AF Smith: suspended sales via its Apple website amid a data security breach fear

Office supplies firm AF Smith has suspended sales on its Apple website amid fears over credit-card hacking.

A message sent to customers by the firm said that it was contacting them “regarding recent fraudulent activity in Bermuda involving credit cards”.

A spokesman for Butterfield Bank said: “Butterfield confirms that it has been notified by the merchant in question of a potential card data security breach.

“Butterfield has investigated and identified a handful of card accounts for which information may have been exposed.

“Those cards have been blocked and we are in the process of contacting cardholders to arrange for the replacement of their cards.”

He added: “We remind customers that they are never liable for unauthorised charges, and to report any suspicious transactions to us immediately.”

AF Smith’s message to customers stated: “At this time we do not have confirmation of a data breach on our servers but we would like to be proactive in notifying you, our valued customer.”

The firm said it had been alerted to “recent fraudulent activity in Bermuda involving credit cards” by its bank.

It added: “AF Smith has taken all necessary precautions to keep our website secure.

“Acting with caution, we have suspended all purchases on our apple.afsmith.bm website pending further investigation into this matter with the banks.”

And the firm said customers should check their credit card statements for unauthorised purchases using their cards.

John Zakszewska, digital marketing specialist at AF Smith, stressed there was no evidence that its systems had been breached.

He added: “We don’t even store or see any credit cards through our website. They are handed off to the bank’s gateway.”

And he said: “We are investigating as we speak — we don’t have much more information at this time.”

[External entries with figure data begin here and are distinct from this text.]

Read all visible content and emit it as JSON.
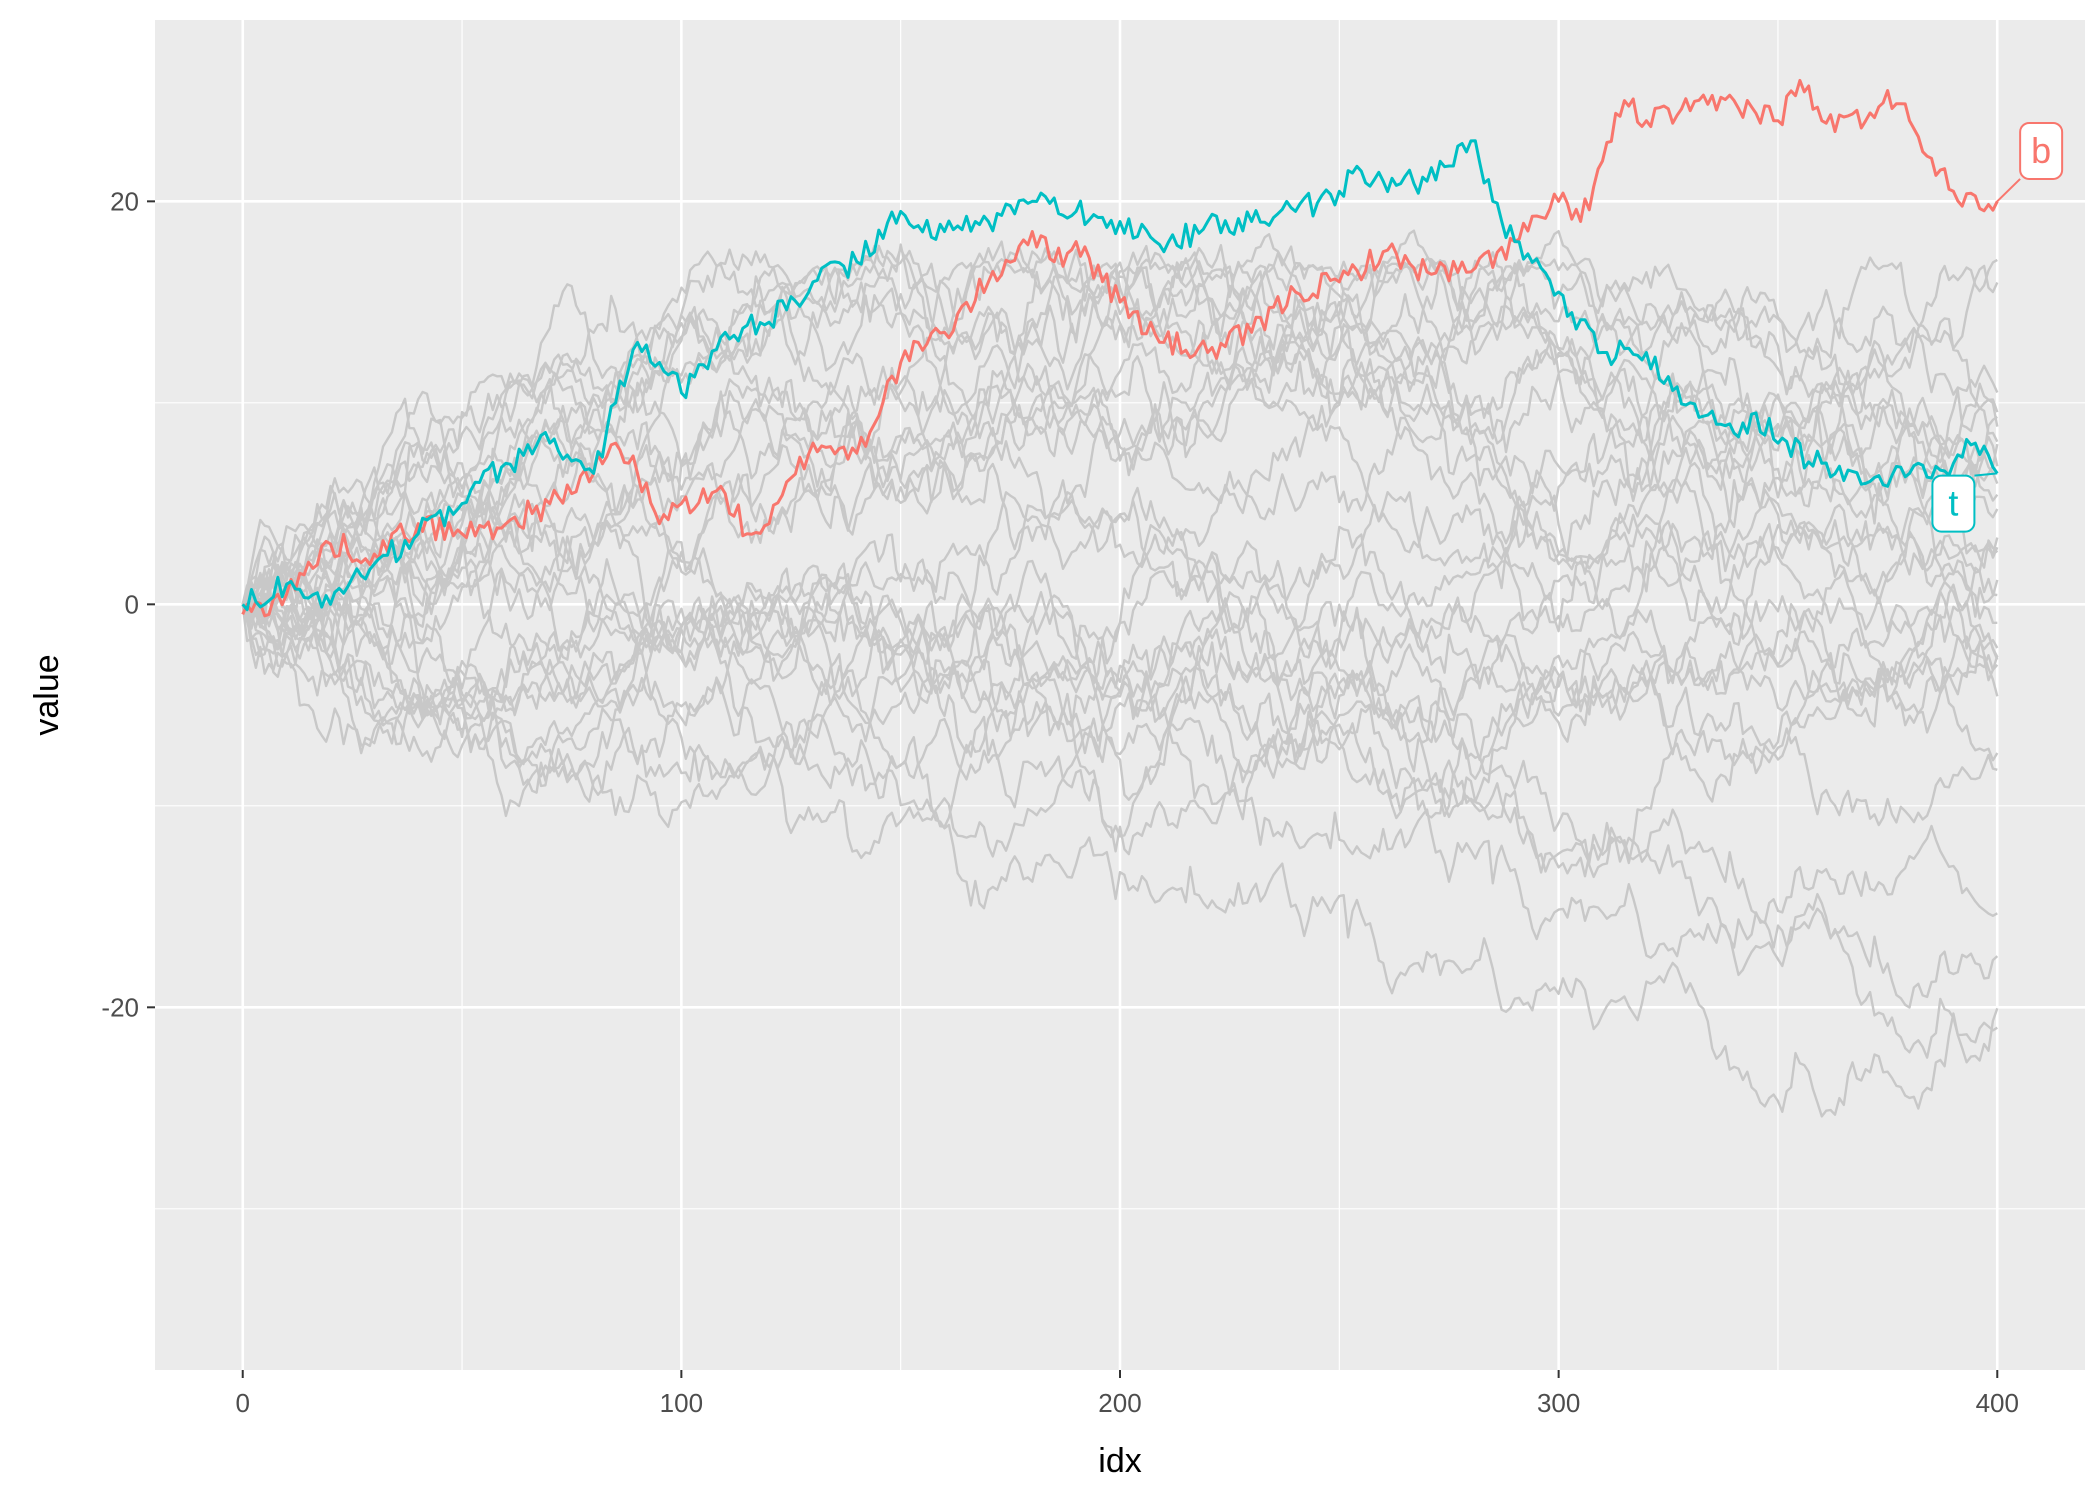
{
  "chart_data": {
    "type": "line",
    "xlabel": "idx",
    "ylabel": "value",
    "xlim": [
      -20,
      420
    ],
    "ylim": [
      -38,
      29
    ],
    "x_ticks": [
      0,
      100,
      200,
      300,
      400
    ],
    "x_tick_labels": [
      "0",
      "100",
      "200",
      "300",
      "400"
    ],
    "y_ticks": [
      -20,
      0,
      20
    ],
    "y_tick_labels": [
      "-20",
      "0",
      "20"
    ],
    "x_minor_ticks": [
      50,
      150,
      250,
      350
    ],
    "y_minor_ticks": [
      -30,
      -10,
      10
    ],
    "grid": true,
    "legend": "none",
    "colors": {
      "panel": "#ebebeb",
      "grid": "#ffffff",
      "background_series": "#c8c8c8",
      "highlight_b": "#f8766d",
      "highlight_t": "#00bfc4"
    },
    "highlight_series": [
      {
        "name": "b",
        "color": "#f8766d",
        "x": [
          0,
          10,
          20,
          30,
          40,
          50,
          60,
          70,
          80,
          85,
          90,
          95,
          100,
          110,
          115,
          120,
          130,
          140,
          150,
          160,
          170,
          180,
          185,
          190,
          200,
          210,
          220,
          230,
          240,
          250,
          260,
          270,
          280,
          290,
          300,
          305,
          310,
          315,
          320,
          330,
          340,
          350,
          355,
          360,
          370,
          375,
          380,
          390,
          400
        ],
        "y": [
          -0.5,
          0.5,
          3,
          2.5,
          4,
          3.5,
          4,
          5,
          6.5,
          8,
          6.5,
          4,
          5,
          5.5,
          3.5,
          4,
          8,
          7.5,
          12,
          13.5,
          16,
          18.5,
          17,
          18,
          15,
          13,
          12.5,
          13.5,
          15.5,
          16,
          17.5,
          16.5,
          16.5,
          18,
          20,
          19,
          22,
          25,
          24,
          24.5,
          25,
          24,
          26,
          24,
          24,
          25.5,
          24,
          20.5,
          20
        ]
      },
      {
        "name": "t",
        "color": "#00bfc4",
        "x": [
          0,
          10,
          20,
          30,
          40,
          50,
          60,
          70,
          80,
          85,
          90,
          95,
          100,
          110,
          120,
          130,
          140,
          150,
          160,
          170,
          180,
          190,
          200,
          210,
          220,
          230,
          240,
          250,
          255,
          260,
          270,
          280,
          285,
          290,
          300,
          310,
          320,
          330,
          340,
          345,
          350,
          360,
          370,
          380,
          390,
          395,
          400
        ],
        "y": [
          0,
          1,
          0,
          2,
          3.5,
          5,
          7,
          8,
          6.5,
          10,
          13,
          12,
          10.5,
          13.5,
          14,
          16,
          17,
          19.5,
          18.5,
          19,
          20,
          19.5,
          19,
          17.5,
          19,
          19,
          19.5,
          20.5,
          21.5,
          21,
          21,
          23,
          20,
          18,
          15.5,
          12.5,
          12.5,
          10,
          8.5,
          9.5,
          8,
          7,
          6,
          6.5,
          7,
          8,
          6.5
        ]
      }
    ],
    "labels": [
      {
        "text": "b",
        "series": "b",
        "x": 400,
        "y": 20,
        "label_x": 410,
        "label_y": 22.5
      },
      {
        "text": "t",
        "series": "t",
        "x": 400,
        "y": 6.5,
        "label_x": 390,
        "label_y": 5
      }
    ],
    "background_series_count": 30,
    "background_steps": 400
  }
}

One worried customer said: “When you’re warned to look at your credit card statement, it makes you concerned.”

The customer, who asked not to be named, said he was a regular buyer of iTunes cards online.

He added: “It does make you wonder about the safety of buying things online. I would like to see AF Smith be a bit more explicit about what’s happened.

“They’ve only told us so much and it leaves you feeling concerned.”

AF Smith told customers: “If you believe that there is a compromise or a fraudulent charge please contact your bank immediately.”

The company said that iTunes customers could still buy iTunes cards at the retail store off Woodlands Road in Hamilton, or from partner firms, including Somerset Pharmacy, Treats of Bermuda and Caesar’s Pharmacy.

Users of the apple.afsmith.bm site were yesterday met with a message that said: “We are currently working on our website and as a result we will not be processing any orders as a result.”